How wrong and lonely I was in doing that. I was becoming mentally healthier in my social interactions with people by not pushing them away with oversharing, but never developed many close friendships out of a fear of rejection should they get close to me despite how much I craved and pursued closeness with others. Most of all, I felt misunderstood throughout the beginnings of my adult life because nobody could understand why I thought or behaved the way I did and still do. I didn't feel comfortable in my own skin.

My confidence was especially stunted when an ex-partner's father, whom I was trying to open up to and discuss my old aspirations of writing my own memoir someday, said to me, "So what? Everyone has a story to tell. What makes yours so special that you need to write a book?"

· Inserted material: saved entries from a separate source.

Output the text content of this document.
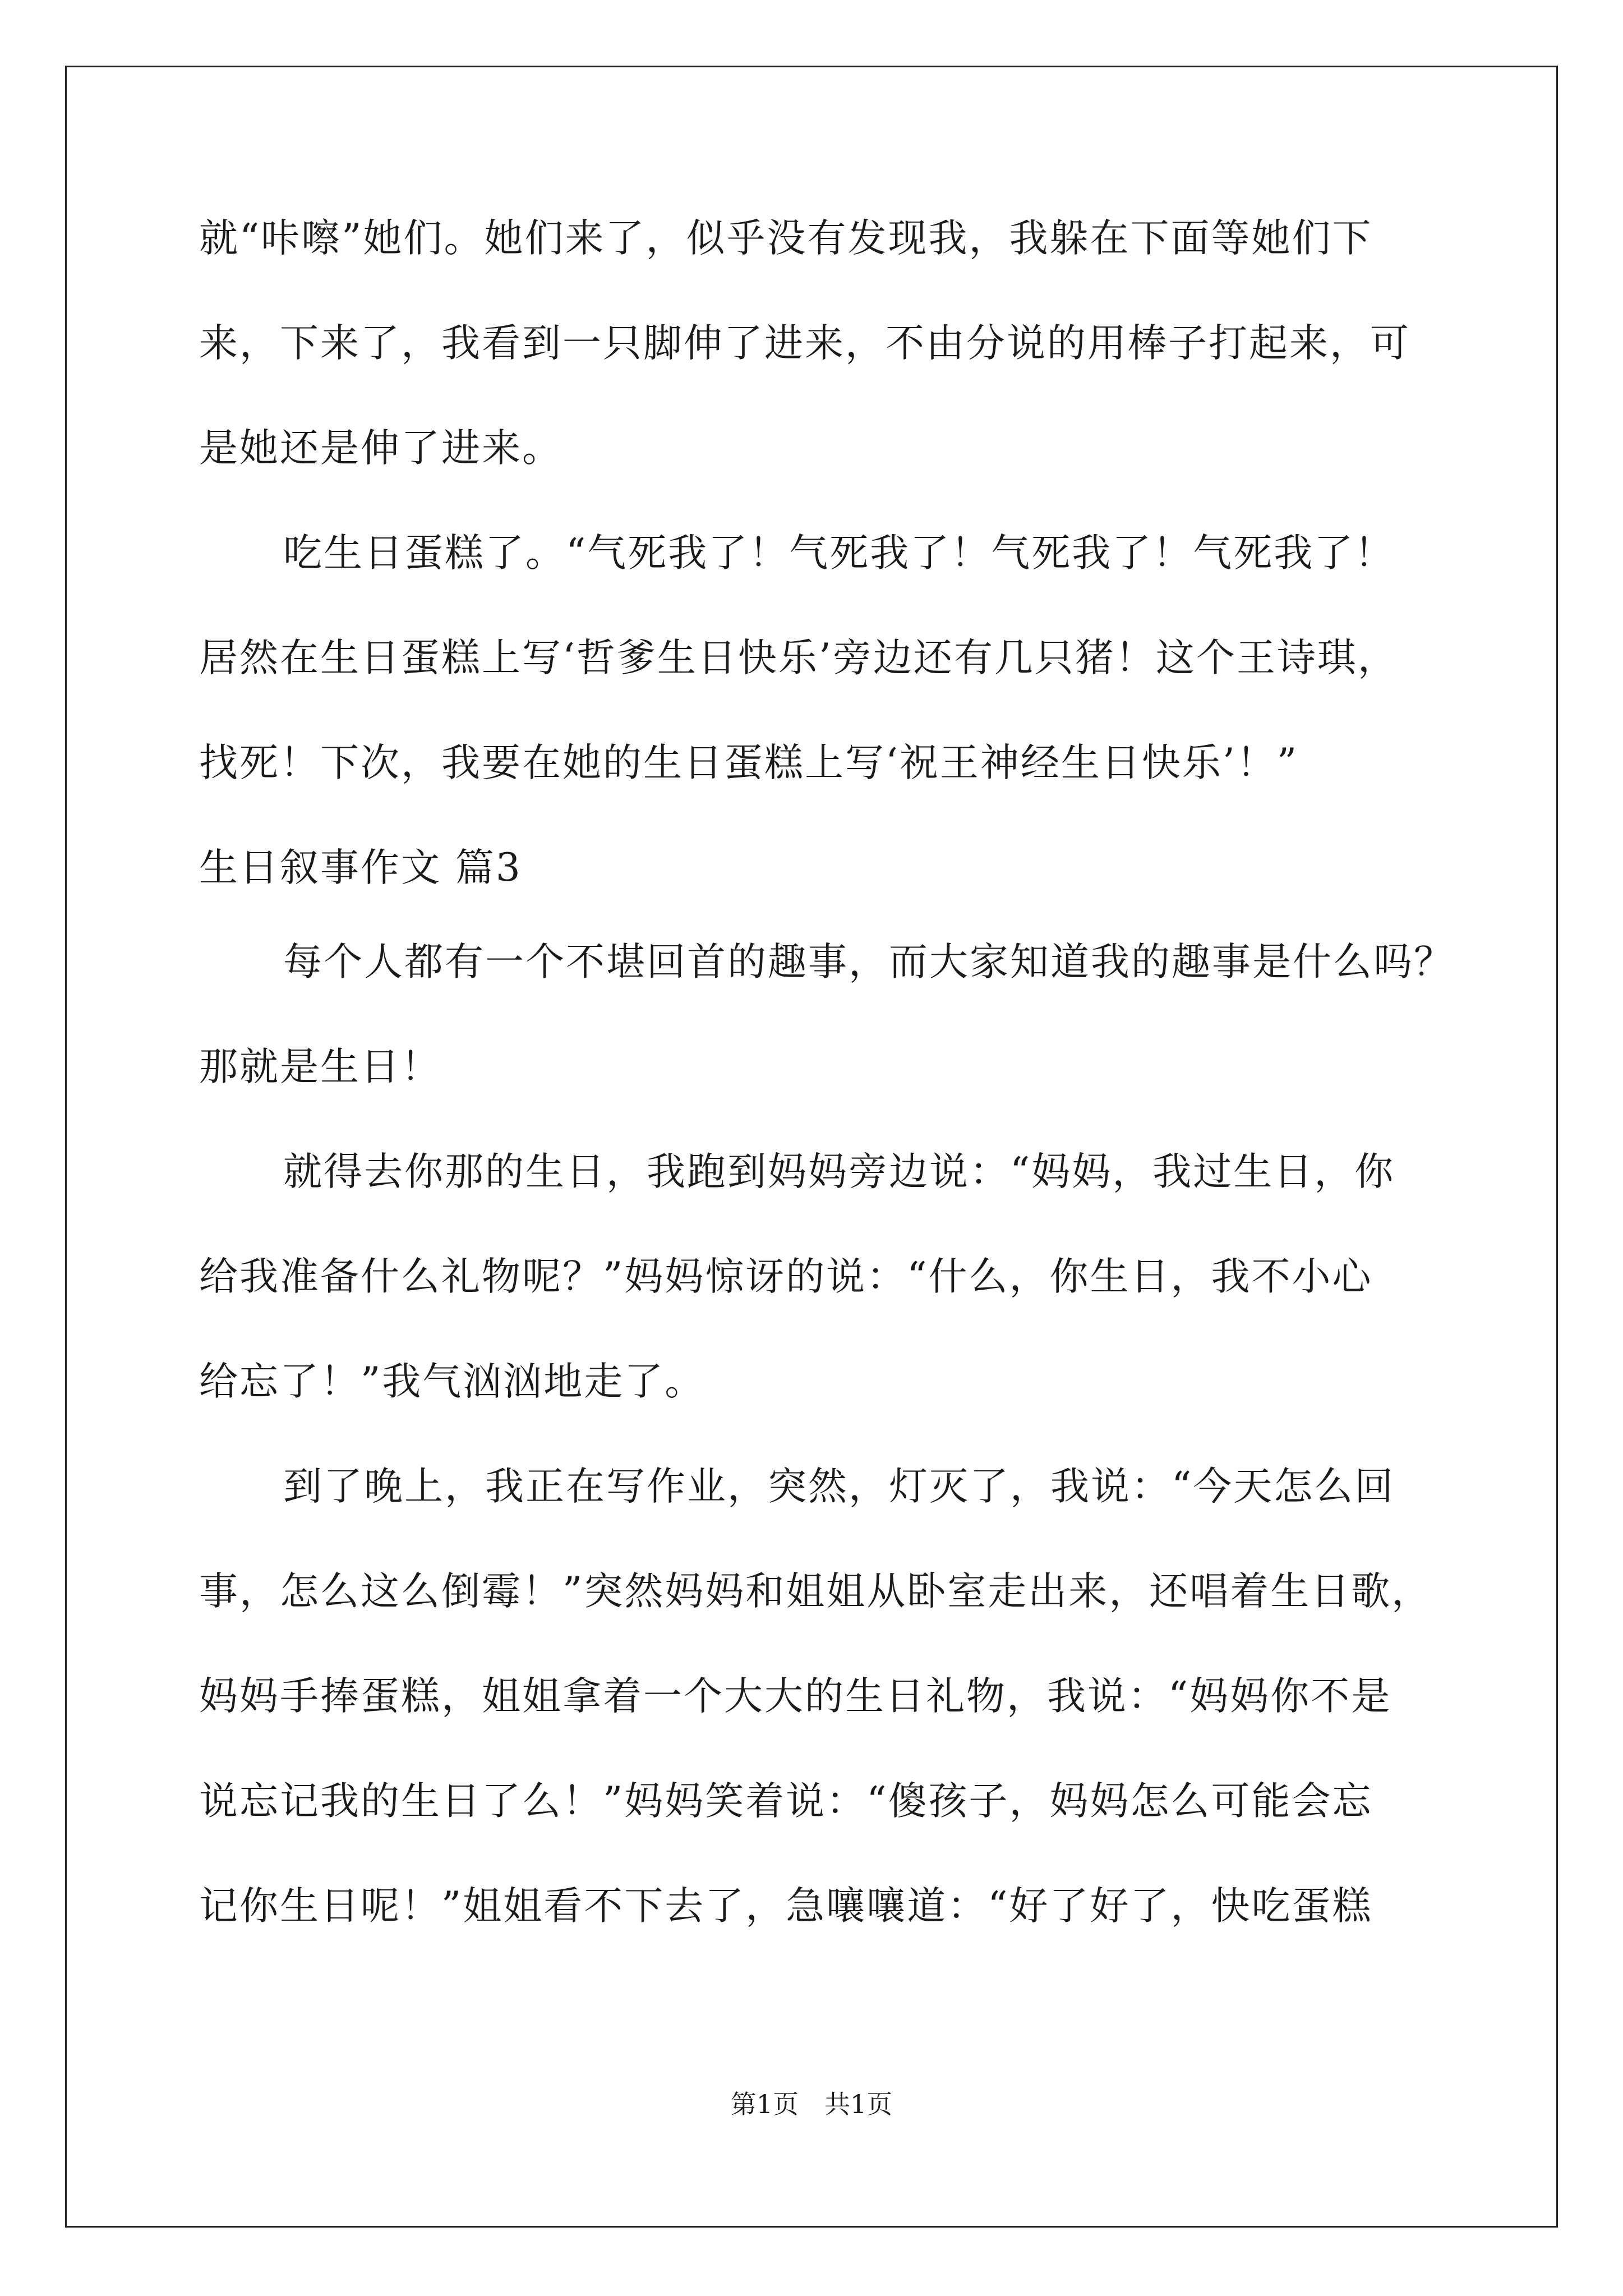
就“咔嚓”她们。她们来了，似乎没有发现我，我躲在下面等她们下
来，下来了，我看到一只脚伸了进来，不由分说的用棒子打起来，可
是她还是伸了进来。
吃生日蛋糕了。“气死我了！气死我了！气死我了！气死我了！
居然在生日蛋糕上写‘哲爹生日快乐’旁边还有几只猪！这个王诗琪，
找死！下次，我要在她的生日蛋糕上写‘祝王神经生日快乐’！”
生日叙事作文 篇3
每个人都有一个不堪回首的趣事，而大家知道我的趣事是什么吗？
那就是生日！
就得去你那的生日，我跑到妈妈旁边说：“妈妈，我过生日，你
给我准备什么礼物呢？”妈妈惊讶的说：“什么，你生日，我不小心
给忘了！”我气汹汹地走了。
到了晚上，我正在写作业，突然，灯灭了，我说：“今天怎么回
事，怎么这么倒霉！”突然妈妈和姐姐从卧室走出来，还唱着生日歌，
妈妈手捧蛋糕，姐姐拿着一个大大的生日礼物，我说：“妈妈你不是
说忘记我的生日了么！”妈妈笑着说：“傻孩子，妈妈怎么可能会忘
记你生日呢！”姐姐看不下去了，急嚷嚷道：“好了好了，快吃蛋糕
第1页　共1页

That same person also told me I had too many books and anyone who reads that many books has too much time.

Surround yourselves with the right people, folks. 

I like to think that if kid me knew kid Frank McCourt, I'd try to be his friend.



In the last couple of years, however, I've begun looking at my story in a different light. I remembered when I read Frank McCourt in high school and how inspired I felt. I looked at all the other motivational speakers or even personal connections and their ability to tell their stories either to me or to an audience. When I did hear or read other people's stories, I didn't feel so different in my humanity anymore. I didn't feel like the only person with the intense shame of my past weighing me down, and I didn't feel lonely.

Disclaimer: being alone is not the same as being lonely. The state of aloneness in itself is not a bad thing. Being alone is a state of being which we are all in. We enter this world alone with our thoughts and emotions and we leave this world alone with our thoughts and emotions. Nobody can enter our heads or hearts and read them for us. There's something empowering about our aloneness and our ability to take accountability for ourselves. However, aloneness becomes a weakness when we don't open our doors to the empathy of others, and therefore lock ourselves away from the natural desire for companionship and the desire to be understood.

Almost needless to say, without that companionship and understanding, we become lonely



We are all just beavers--alone in the universe--drifting away or gravitating toward one another. We choose.


I became less lonely when I read about other stories, and then I was inspired as a result to lose more of that loneliness. To lose it every time I open up about something I think someone out there will understand. To also understand that there are others out there who have overcome worse than me and still sought out the wild alone to find themselves in a place of growth and healing. To do the same for others using my own story of growth and healing. 

In other words, my awful past doesn't have to have been for nothing and it certainly shouldn't be used as a way to push others away to protect from rejection or heartbreak.  That would simply feel like a waste and lead me to some dark and lonely places. I find fulfillment in being able to share my stories with others even if I never ever get to know whether I inspired anyone or not--Frank McCourt and others don't know, and never will know, just how inspired I was by them. How one person's story can change another's entire outlook on life. 

In saying that, my motivations are obviously not purely altruistic as being vulnerable in order to help others allows me to find the silver lining in my own trauma. I am alone, but not lonely in my hardships. There are others out there who understand me, and by being able to relate to me in any way, regardless of how much better or worse their problems may be compared to mine, they can feel less lonely too. 

So, Reader, if ever you hear or read any part of my story and you find yourself relating to my humanity in any way, I just want you to know that I see you. 

I understand you.

I have much love for you and whatever stories you also store within.

You are the reason I write my blog.

You are the reason I will always choose vulnerability--no matter how hard life gets.

"Everyone has a story to tell. All you have to do is write it."